С введением «Табели о рангах» потомственное дворянство приобреталось с первым же офицерским чином (прапорщика) в армии и с чином 8-го класса (коллежского асессора) на гражданской службе (более низкие гражданские чины давали личное дворянство), а также с награждением любым орденом. Приток в дворянство был очень велик: с 1836 по 1843 г. из произведенных в чин 8-го класса почти две трети (64,7%) составляли недворяне, и только в 1825–1845 гг. потомственное дворянство по чинам и орденам получили около 20 тыс. чел. С 1845 г. потомственное дворянство приносили военные чины начиная с 8-го класса (майор) и гражданские — с 5-го (статский советник), а личное — все более низкие военные чины и гражданские чины от 9-го (титулярный советник) до 6-го. С 1856 г. класс чинов, приносивших потомственное дворянство, был поднят до 6-го (полковник) на военной службе и 4-го (действительный статский советник) на гражданской; для получения личного дворянства чины не изменились. Таким образом, после 1845 г. только три низших гражданских чина (чины 13-го и 11-го классов в XIX в. при гражданском чинопроизводстве пропускались) не вводили человека в состав высшего сословия (лица, имеющие их, включались в сословие почетных граждан), при этом срок выслуги чина 9-го класса составлял 9–12 лет, так что почти все чиновники его получали. (Хотя личные дворяне пользовались меньшими правами, чем потомственные, законодательством подчеркивалось, что и те и другие принадлежат к единому дворянскому сословию.) Несмотря на повышение планки чинов для доступа в высшее сословие, приток в него оставался очень большим, поскольку и число гражданских должностей, и сеть учебных заведений быстро увеличивались. В 1875–1896 гг. по чинам и орденам были утверждены в правах потомственного дворянства 39 535 человек (при том, что далеко не все лица, имевшие на это право, обращались с соответствующим ходатайством). Российское дворянство было одним из самых малочисленных в Европе, составляя даже в конце XIX в. 1,5% населения (в т.ч. треть — личные дворяне), тогда как во Франции в XVIII в. — 1,5%, в Испании и Венгрии — более 4%, в Польше — более 10%. Однако и при таких условиях оно не только не было замкнутой кастой, но в большей своей части состояло из недавних разночинцев и их потомков, т.е. той самой «разночинной интеллигенции».

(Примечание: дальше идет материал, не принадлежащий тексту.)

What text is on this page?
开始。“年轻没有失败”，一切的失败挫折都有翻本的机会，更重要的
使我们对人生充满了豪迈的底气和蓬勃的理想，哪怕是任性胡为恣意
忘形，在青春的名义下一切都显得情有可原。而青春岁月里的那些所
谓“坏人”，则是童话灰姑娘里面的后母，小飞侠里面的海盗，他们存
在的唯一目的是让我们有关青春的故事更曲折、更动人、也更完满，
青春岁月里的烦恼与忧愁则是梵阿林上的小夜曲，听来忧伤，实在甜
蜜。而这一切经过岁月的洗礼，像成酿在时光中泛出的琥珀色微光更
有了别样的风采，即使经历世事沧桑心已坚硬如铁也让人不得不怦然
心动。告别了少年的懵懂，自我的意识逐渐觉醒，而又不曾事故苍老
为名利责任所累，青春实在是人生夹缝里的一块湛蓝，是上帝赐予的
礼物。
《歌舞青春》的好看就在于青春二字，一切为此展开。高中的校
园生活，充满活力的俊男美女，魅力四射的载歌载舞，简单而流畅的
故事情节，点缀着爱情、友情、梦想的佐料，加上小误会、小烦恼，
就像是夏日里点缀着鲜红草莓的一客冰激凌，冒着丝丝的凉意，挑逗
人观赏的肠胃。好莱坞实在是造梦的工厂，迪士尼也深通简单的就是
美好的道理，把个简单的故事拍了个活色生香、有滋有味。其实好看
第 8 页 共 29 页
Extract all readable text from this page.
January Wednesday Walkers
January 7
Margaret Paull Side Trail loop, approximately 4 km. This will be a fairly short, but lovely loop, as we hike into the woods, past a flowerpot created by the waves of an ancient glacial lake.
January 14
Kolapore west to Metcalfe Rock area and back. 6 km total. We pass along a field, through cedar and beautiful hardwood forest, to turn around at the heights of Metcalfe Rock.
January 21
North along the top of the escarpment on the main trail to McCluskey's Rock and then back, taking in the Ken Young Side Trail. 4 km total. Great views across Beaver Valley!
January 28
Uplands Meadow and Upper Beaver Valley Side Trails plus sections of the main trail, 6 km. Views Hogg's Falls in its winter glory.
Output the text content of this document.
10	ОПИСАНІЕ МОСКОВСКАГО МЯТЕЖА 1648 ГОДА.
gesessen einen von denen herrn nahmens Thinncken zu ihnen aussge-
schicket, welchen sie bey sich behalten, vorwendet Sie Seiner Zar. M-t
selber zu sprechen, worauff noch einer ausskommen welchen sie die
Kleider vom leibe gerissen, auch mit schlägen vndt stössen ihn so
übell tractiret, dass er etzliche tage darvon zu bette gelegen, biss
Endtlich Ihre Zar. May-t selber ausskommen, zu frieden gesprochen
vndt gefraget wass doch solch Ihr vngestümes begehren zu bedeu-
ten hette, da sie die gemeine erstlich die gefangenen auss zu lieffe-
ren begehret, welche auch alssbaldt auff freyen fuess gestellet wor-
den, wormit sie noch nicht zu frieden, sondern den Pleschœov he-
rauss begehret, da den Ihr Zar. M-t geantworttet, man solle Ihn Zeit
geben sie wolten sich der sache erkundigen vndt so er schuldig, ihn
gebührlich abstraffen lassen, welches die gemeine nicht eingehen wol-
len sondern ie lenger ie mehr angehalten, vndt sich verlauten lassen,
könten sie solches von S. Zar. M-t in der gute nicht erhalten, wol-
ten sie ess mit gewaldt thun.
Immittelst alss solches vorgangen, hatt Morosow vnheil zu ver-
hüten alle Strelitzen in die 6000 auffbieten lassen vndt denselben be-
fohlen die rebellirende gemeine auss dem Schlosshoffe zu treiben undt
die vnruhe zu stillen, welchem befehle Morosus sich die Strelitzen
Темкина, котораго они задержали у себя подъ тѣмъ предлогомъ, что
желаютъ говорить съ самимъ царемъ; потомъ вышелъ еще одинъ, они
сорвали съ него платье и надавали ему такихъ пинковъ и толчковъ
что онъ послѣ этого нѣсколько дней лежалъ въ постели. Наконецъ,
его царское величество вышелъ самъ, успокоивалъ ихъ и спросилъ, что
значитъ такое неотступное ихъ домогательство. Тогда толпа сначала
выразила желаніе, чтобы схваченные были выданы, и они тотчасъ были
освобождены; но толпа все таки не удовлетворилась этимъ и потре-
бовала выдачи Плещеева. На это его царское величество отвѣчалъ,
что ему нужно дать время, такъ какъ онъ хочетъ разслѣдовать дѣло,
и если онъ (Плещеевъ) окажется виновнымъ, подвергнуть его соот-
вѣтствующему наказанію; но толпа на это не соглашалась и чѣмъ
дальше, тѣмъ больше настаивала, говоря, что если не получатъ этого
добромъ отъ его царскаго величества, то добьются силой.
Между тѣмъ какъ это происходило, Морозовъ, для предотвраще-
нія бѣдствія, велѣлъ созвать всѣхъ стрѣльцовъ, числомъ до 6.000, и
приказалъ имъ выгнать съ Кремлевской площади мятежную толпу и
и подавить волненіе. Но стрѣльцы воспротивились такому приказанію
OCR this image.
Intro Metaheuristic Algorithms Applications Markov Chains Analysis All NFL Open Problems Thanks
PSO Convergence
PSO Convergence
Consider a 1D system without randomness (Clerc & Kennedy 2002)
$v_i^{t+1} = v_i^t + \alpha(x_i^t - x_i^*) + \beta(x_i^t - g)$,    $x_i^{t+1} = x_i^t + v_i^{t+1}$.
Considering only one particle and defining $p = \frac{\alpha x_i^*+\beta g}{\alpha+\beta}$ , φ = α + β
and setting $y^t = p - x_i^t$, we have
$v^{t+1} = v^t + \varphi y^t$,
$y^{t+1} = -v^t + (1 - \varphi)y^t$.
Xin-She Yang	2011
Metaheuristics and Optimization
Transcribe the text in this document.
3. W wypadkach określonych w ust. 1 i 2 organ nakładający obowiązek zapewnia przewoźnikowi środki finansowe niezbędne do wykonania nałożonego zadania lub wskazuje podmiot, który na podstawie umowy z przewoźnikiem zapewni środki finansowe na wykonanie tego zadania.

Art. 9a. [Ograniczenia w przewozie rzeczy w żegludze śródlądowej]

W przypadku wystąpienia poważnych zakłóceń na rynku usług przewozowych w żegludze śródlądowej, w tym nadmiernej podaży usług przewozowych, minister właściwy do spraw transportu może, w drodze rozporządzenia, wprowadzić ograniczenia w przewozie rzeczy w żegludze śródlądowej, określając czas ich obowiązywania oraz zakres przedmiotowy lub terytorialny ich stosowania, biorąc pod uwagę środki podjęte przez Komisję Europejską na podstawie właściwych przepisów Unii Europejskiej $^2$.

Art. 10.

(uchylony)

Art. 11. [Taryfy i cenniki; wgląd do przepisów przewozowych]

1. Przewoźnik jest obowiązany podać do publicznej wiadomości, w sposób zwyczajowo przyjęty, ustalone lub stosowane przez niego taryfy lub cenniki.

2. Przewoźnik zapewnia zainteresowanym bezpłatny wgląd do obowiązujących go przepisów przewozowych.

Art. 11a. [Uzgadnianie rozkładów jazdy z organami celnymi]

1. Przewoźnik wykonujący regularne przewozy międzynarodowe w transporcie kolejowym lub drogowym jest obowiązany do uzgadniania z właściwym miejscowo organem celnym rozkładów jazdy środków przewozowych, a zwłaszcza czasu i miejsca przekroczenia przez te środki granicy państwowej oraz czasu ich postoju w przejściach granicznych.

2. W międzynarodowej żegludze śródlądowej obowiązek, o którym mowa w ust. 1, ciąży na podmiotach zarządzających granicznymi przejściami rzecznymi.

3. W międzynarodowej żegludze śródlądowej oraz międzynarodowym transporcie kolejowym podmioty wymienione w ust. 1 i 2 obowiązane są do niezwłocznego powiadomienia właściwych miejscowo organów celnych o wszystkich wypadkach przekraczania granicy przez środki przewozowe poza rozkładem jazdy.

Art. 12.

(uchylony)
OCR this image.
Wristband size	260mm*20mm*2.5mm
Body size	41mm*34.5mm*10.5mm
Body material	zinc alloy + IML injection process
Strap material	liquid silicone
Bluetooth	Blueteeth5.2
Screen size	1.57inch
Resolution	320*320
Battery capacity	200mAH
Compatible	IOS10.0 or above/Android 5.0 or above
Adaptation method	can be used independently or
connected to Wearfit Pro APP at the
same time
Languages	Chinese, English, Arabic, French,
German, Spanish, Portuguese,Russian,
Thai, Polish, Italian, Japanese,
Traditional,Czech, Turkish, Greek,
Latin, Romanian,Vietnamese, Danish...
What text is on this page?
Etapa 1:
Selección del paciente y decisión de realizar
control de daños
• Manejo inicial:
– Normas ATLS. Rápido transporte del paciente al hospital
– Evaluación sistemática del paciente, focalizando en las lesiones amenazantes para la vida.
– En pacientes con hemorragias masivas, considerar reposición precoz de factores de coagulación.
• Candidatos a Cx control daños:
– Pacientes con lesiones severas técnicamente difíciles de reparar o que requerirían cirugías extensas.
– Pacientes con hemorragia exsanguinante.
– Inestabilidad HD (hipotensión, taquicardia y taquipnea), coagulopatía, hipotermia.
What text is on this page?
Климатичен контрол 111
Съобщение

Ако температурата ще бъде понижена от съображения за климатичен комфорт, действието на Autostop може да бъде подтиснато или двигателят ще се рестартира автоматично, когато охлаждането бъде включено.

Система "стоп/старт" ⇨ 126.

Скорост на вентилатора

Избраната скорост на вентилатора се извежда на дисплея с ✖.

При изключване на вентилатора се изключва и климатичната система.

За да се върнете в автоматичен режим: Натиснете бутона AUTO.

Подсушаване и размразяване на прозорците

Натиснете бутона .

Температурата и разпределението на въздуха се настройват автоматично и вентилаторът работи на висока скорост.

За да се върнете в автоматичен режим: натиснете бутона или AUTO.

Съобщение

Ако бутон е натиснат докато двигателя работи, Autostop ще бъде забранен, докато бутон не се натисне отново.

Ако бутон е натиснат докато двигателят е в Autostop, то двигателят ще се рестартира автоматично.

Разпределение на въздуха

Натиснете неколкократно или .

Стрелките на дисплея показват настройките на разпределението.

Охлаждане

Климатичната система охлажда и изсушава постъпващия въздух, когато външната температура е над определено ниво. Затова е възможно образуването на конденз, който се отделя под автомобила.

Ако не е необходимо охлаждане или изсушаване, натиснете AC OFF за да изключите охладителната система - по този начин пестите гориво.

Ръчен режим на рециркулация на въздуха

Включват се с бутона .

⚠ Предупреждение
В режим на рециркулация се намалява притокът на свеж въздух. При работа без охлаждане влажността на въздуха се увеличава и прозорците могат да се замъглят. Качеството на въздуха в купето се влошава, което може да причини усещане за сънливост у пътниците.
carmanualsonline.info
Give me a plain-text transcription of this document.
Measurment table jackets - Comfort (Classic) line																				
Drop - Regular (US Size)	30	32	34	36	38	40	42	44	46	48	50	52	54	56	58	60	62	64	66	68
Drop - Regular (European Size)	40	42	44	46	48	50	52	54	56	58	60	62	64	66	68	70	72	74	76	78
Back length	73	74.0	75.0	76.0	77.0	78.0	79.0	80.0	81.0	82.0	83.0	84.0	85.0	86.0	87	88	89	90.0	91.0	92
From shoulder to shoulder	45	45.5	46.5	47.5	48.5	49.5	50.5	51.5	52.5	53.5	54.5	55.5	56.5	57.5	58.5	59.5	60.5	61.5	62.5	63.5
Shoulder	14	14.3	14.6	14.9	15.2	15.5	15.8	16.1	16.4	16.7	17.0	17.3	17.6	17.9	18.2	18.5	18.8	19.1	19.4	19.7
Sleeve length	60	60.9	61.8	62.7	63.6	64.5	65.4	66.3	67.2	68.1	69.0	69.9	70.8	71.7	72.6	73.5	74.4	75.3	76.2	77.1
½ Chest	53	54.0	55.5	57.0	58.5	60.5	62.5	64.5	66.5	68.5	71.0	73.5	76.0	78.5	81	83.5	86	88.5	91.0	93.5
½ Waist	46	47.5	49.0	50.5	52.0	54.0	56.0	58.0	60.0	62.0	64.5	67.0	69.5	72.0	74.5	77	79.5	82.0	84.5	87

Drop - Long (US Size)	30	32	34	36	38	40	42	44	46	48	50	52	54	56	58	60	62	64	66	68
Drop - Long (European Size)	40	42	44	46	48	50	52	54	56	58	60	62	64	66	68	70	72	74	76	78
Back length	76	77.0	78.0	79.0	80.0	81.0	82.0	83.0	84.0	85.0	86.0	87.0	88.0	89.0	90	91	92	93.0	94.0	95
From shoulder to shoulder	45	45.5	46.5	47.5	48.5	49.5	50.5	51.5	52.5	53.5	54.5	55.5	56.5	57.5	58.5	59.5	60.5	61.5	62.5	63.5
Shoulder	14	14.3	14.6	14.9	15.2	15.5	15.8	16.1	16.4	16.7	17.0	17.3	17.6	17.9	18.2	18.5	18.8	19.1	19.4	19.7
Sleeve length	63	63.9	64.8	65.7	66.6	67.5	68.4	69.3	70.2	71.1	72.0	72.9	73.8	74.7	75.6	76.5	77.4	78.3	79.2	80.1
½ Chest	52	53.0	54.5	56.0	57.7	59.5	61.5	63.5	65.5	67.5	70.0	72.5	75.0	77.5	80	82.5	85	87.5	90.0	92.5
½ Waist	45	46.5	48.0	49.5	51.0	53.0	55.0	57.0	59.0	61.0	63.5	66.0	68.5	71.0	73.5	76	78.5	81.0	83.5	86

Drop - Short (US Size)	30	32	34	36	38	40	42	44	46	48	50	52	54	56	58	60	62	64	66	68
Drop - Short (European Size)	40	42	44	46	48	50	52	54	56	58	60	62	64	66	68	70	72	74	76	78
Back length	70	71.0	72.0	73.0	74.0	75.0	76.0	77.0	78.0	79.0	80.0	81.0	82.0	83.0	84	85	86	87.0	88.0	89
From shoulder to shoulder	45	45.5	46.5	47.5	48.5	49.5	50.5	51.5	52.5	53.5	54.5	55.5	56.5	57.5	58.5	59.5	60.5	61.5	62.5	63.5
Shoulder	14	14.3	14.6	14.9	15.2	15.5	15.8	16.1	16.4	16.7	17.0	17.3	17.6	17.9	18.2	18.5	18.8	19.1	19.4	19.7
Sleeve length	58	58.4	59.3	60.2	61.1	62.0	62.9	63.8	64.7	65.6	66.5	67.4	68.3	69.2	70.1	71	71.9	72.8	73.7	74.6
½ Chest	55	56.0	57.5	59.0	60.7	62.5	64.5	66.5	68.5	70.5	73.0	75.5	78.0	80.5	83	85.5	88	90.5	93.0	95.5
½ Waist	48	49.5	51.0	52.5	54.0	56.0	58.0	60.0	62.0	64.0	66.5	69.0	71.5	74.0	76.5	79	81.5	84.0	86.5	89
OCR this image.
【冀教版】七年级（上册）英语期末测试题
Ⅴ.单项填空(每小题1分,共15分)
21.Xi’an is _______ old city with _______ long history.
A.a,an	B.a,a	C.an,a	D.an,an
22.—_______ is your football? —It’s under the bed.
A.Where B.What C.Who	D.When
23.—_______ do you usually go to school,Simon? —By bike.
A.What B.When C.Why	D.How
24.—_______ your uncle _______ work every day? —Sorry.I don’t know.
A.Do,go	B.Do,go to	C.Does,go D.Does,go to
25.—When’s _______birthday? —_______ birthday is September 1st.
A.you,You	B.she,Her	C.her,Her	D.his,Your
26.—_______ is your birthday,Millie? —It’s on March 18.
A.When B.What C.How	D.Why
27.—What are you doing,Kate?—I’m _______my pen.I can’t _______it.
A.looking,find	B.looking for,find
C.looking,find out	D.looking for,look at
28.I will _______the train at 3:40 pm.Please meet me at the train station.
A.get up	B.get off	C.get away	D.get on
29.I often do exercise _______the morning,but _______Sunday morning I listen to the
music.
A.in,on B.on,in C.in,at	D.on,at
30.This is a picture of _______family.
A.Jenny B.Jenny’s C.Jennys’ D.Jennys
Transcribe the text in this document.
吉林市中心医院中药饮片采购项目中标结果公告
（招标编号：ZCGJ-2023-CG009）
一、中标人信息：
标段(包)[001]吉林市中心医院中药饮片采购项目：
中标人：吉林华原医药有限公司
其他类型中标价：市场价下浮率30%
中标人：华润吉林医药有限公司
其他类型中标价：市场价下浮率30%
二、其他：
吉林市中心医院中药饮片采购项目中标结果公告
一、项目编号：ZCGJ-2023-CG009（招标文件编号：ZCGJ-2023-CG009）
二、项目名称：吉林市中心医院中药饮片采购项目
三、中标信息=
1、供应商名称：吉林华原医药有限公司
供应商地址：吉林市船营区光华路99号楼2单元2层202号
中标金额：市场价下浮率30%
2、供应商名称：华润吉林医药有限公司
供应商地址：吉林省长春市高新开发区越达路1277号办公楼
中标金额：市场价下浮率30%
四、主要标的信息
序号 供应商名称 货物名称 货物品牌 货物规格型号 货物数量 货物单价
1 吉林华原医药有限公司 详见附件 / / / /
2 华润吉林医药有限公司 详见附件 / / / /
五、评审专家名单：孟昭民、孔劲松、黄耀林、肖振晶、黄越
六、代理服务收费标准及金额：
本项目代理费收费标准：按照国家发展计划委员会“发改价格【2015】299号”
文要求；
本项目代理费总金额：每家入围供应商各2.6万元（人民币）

Наряду с тем, что большинство членов служилого слоя России вошли в него путем собственных заслуг, их дети практически всегда наследовали статус своих родителей, оставаясь в составе этого слоя. Особенно это касается офицерства. Обычно, даже если родоначальник получал дворянство на гражданской службе, его потомки служили офицерами, и род превращался в военный, гражданское же чиновничество в значительной мере состояло из представителей служилого сословия в первом поколении. В XIX в. дворянских родов, чьи представители находились преимущественно на военной службе, было больше, чем тех, среди которых преобладали гражданские чиновники (существовали роды, представители которых из поколения в поколение служили только офицерами, во многих семьях все мужчины — отец, братья, дяди, двоюродные братья и т.д. были офицерами); родов, где было примерно равное число офицеров и гражданских чиновников, значительно меньше, чем преимущественно военных или гражданских. Но к концу столетия эта тенденция ослабела. Можно отметить, что дворянские роды даже недавнего происхождения, но чисто служилые (чьи представители из поколения в поколение жили только на жалованье, не имея недвижимости) обычно превосходили по проценту членов рода, достигших высших чинов, более старые роды, владевшие собственностью. К началу XX в., при том, что многие старые дворянские роды дали по нескольку сотен офицеров и чиновников и на службе одновременно могло находиться до 20–30 представителей одного такого рода, большинство служилого сословия составляли представители родов, начавших служить не ранее середины XIX в., т.е. принадлежащих к нему в первом-втором поколении. При этом важным показателем качественности этого слоя является способность его полностью абсорбировать своих новых сочленов уже в первом поколении. Принцип комплектования российского высшего сословия (предполагавший, что он должен объединять все лучшее, что есть в обществе) соединял наиболее удачные элементы европейской и восточной традиций, сочетая принципы наследственного привилегированного статуса образованного сословия и вхождения в его состав по основаниям личных способностей и достоинств.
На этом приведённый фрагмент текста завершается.